Chapter 18| Marah

4 3 0
                                    

Adel dan Aurel sedang membeli pensil di pinggiran kota, sejak ada pedagang kaki lima yang berjualan disitu, Adel jadi lebih bisa menghemat tenaganya untuk tidak berjalan lebih jauh lagi. Kebetulan Papa tidak bisa menjemput Adel, begitu pula dengan Mama Aurel yang katanya sibuk, dua gadis itu terpaksa berjalan kaki hingga sampai ke rumah.

Kalau Aurel sih fine-fine saja, lumayan bisa tebar pesona dengan para cowok ganteng yang sedang melintas. Berbeda dengan Adel, gadis tersebut kini terlihat sangat lesu dengan keringat mengucur di pelipisnya.

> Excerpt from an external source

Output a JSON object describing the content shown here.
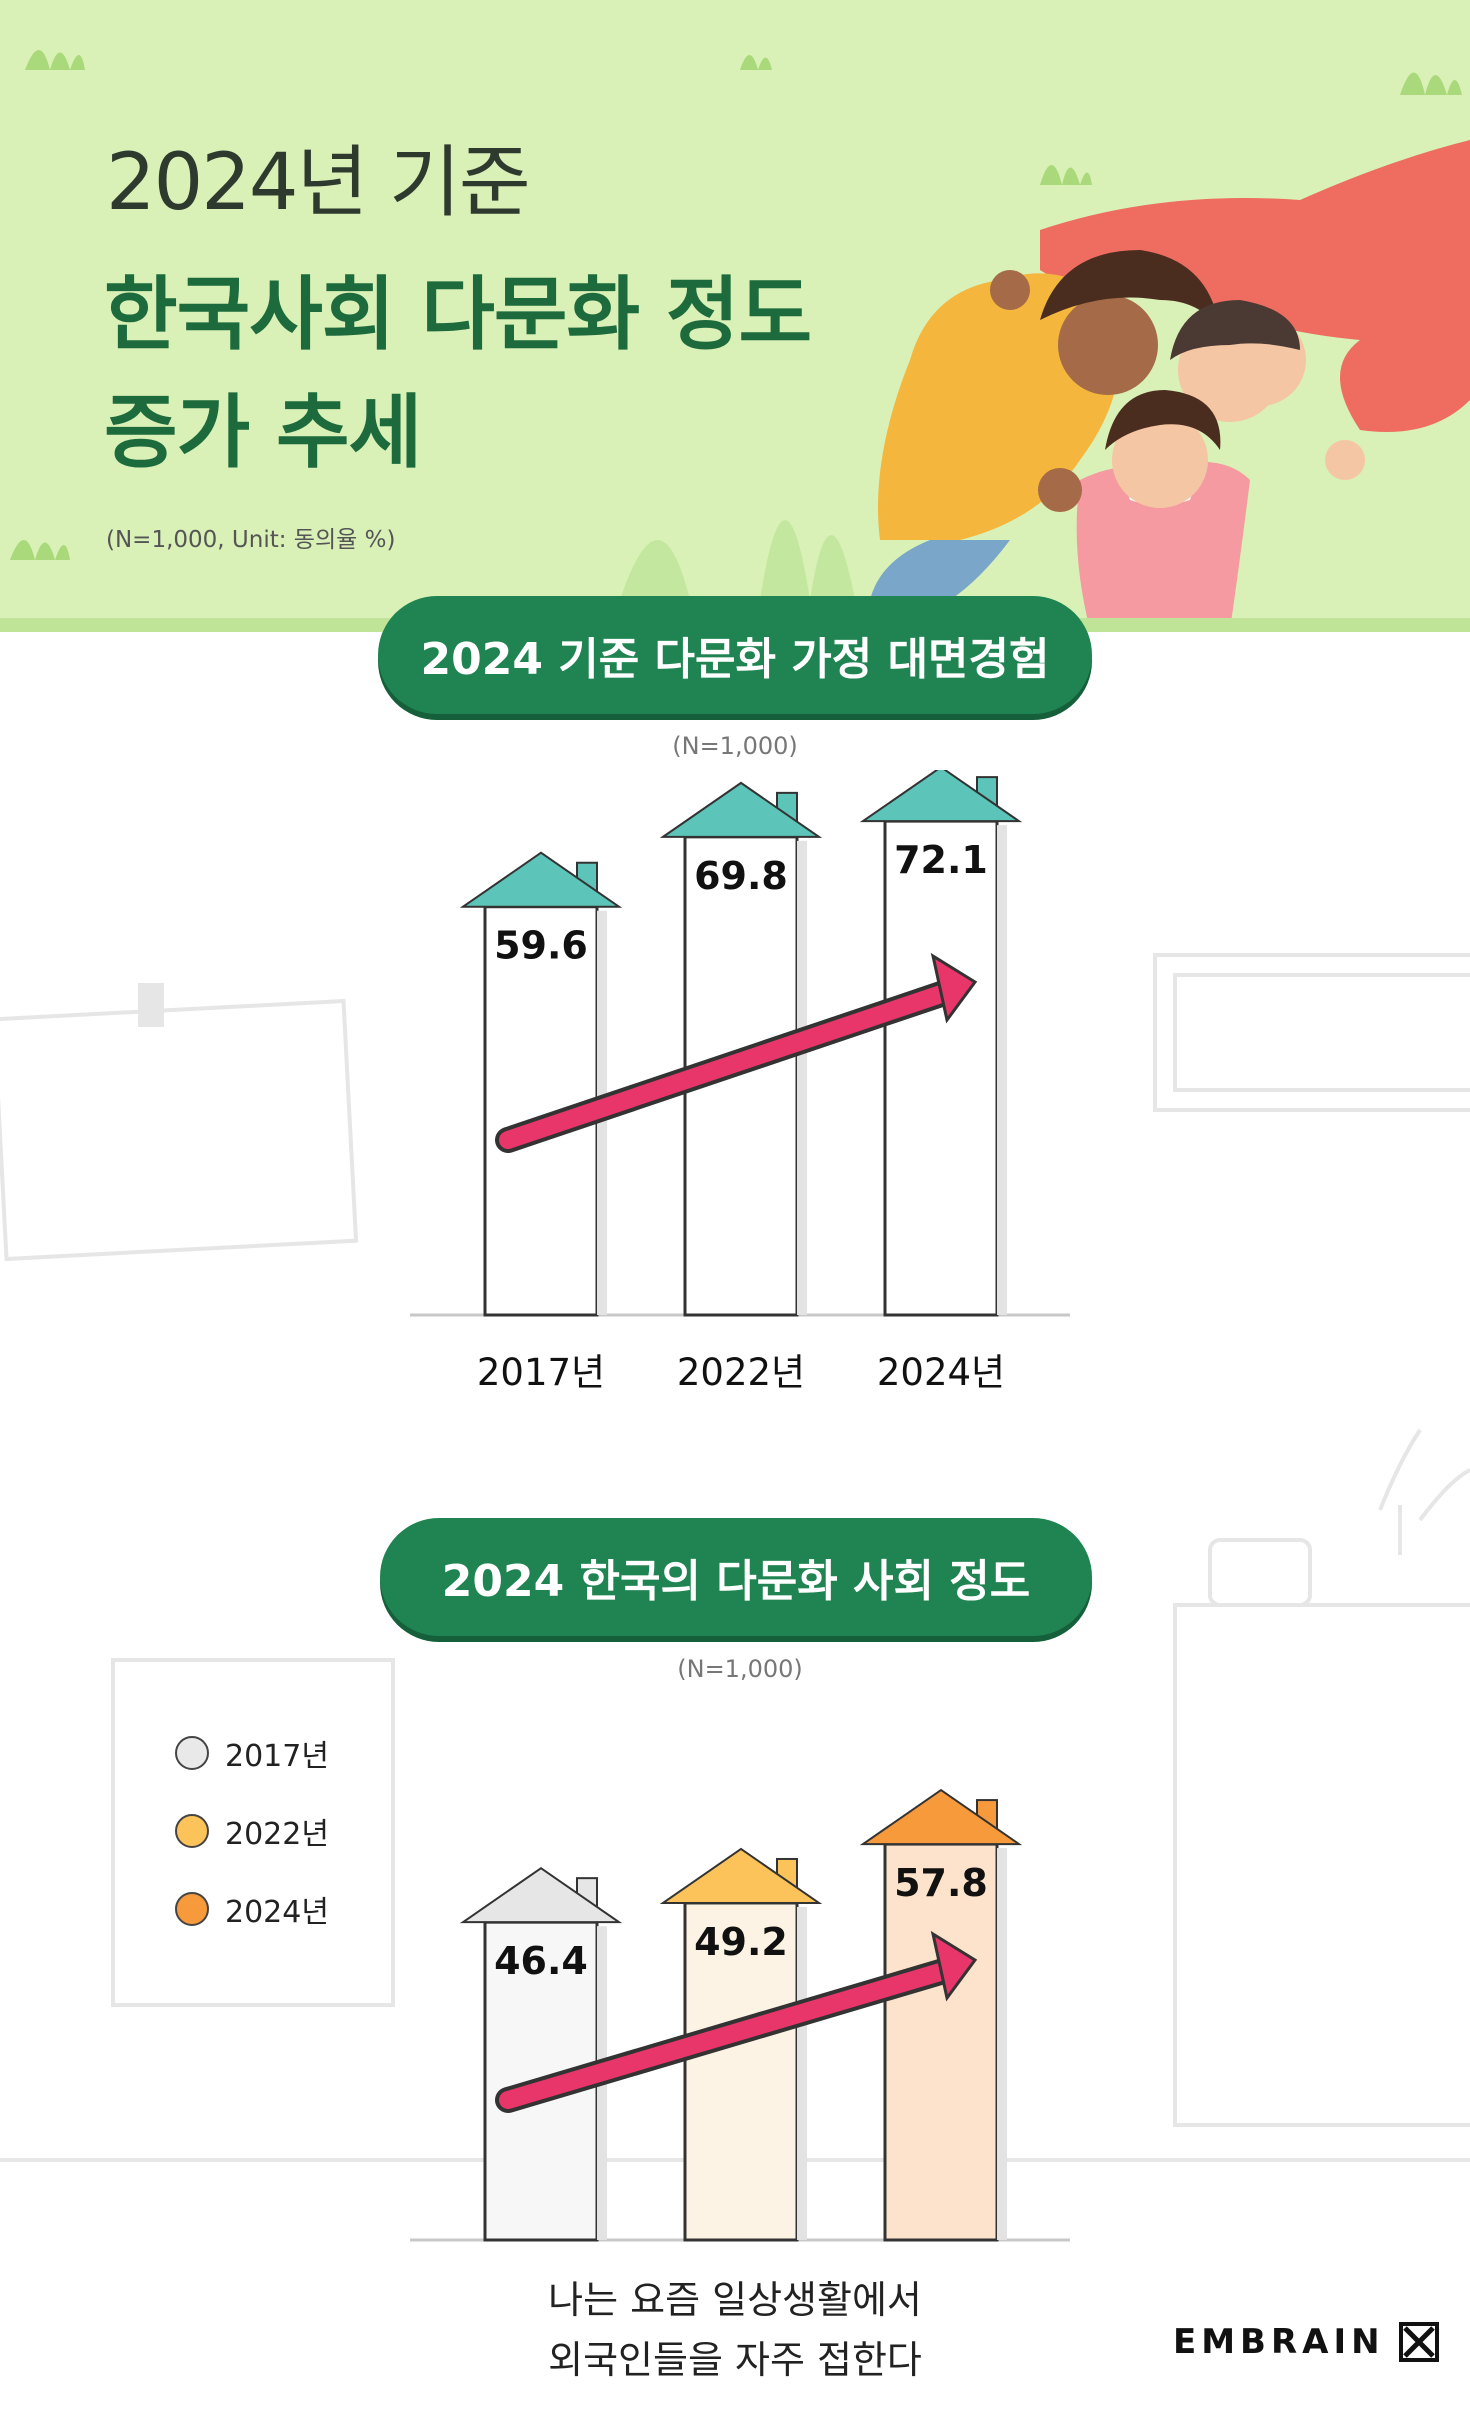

"Kita istirahat dulu yuk, Rel. Gue capek banget dari tadi jalan nggak berhenti sama sekali," ajak Adel kemudian duduk begitu saja di pinggir jalan. Jika kalian punya teman atau saudara seperti Adel, maka kalian harus siap fisik serta bathin jika menghadapinya. Seandainya Aurel bukan orang yang seperti itu, mungkin Aurel akan mendorong Adel agar tertabrak kendaraan yang sedang melintas dengan lajunya di jalan raya itu.

Aurel mengelap peluh di dahinya lalu mengatakan, "Ya ampun, kita baru aja jalan lima menit masa lo udah capek aja, sih? Huu lemah!"

Adel menyatukan kedua alisnya, lalu mendongak menatap Aurel di atasnya. "Bantu gue berdiri!" perintah Adel kepada Aurel.

"Kok sekarang malah lo sih yang sewot?" Aurel ikut sebal. Terlepas dari itu semua, Aurel tetap membantu Adel untuk berdiri.

"Gimana sih, Del. Nanti kalau lo duduk di situ terus ketabrak, gimana? Pasti gue yang bakal diomelin Nyokap lo," sungut Aurel sambil menyelipkan rambutnya yang menggerai di belakang telinganya.

"Hm. Bener juga," kata Adel mengalah.

"Ya gue emang selalu bener! Emangnya lo, lo selalu salah, kan." Aurel menarik kedua ujung bibirnya dengan angkuh.

"Pulang yuk, Rel. Gue males banget dengerin ocehan lo yang gak bermutu sama sekali itu," kata Adel kemudian menguap. Akhir-akhir ini Adel memang selalu tidur larut malam karena maraton nonton anime. Bahkan Adel mampu menamatkan satu season anime dalam waktu semalaman. Lihat saja, mata Adel sudah berkantung sekarang ini.

"Lo tuh nyebelin banget, sih!!" Aurel menghentakkan kakinya berulang kali di tanah, sehingga pasirnya beterbangan dan membuat Adel batuk-batuk.

"Makanya, ayo pulang."

Karena merasa bersalah kepada Adel, Aurel lantas mengiyakan ajakan sahabatnya itu. Bagaimanapun sifat Adel, Aurel akan selalu ada bersamanya. Adel sangat berharga bagi Aurel, tidak peduli akan kekurangan sahabatnya yang satu itu. Aurel tetap menyayangi Adel seperti layaknya adik kandungnya sendiri.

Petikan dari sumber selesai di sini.